The group have earned a reputation on the Fringe scene for their madcap plotlines and carefully crafted physical theatre, and their new production followed that same winning formula. It revolved around a scandal within the International Tennis Federation, with cartoonishly malevolent boss Dean Chicken at the heart of the corruption.
As storyboards go it was about as convincing as your average Scooby-Do episode – but that’s beside the point. The plot is merely a vehicle for Pelican’s inventive sketches, as well as allowing them to send up the conventions and clichés of cheesy detective dramas.
One particularly memorable scene arrived when Dean Chicken imprisoned a player who had broken into the federation headquarters. The player was tied to the kind of turning pillar you might see in an adventure film.
The hostage delivered a painfully protracted monologue about the power of tennis, his speech halted every time his back is turned to the audience. “Tennis is a…pirouette” he tells an increasingly impatient Chicken.
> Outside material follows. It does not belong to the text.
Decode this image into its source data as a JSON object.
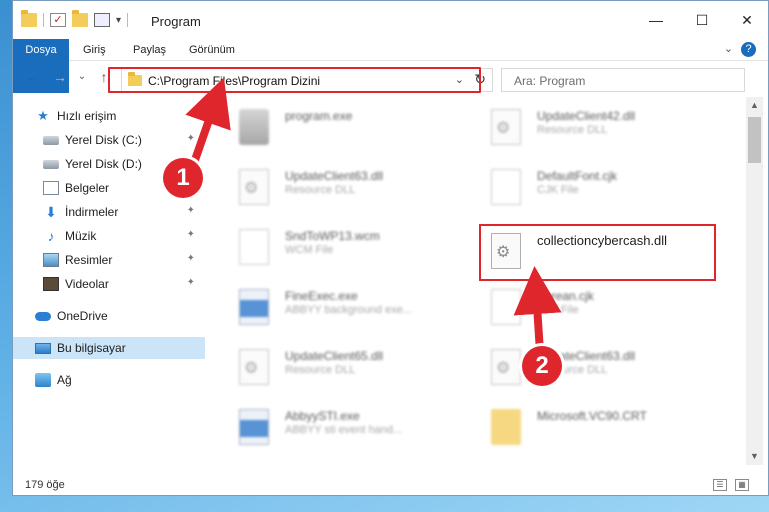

Pelican are at their brilliant best when pointing out the logistical problems behind such familiar movie tropes.
The trio also went out of their way to involve the audience – including the three young children sat in the front row. Less than five minutes into the show and crowd members were batting back a tennis ball on a long stick, engaged in a match with the white-clad doubles team on stage.
Pelican proved they can do improvisation, too. Sam Grabiner – an exceptional, magnetic comic talent – had almost as much fun as his audience while playing a cracked old tennis coach, forensically surveying the reactions of the crowd.
He seized upon every ripple of laughter and accidental cough until the room was in absolute raptures. There was plenty more where that came from. A smash hit.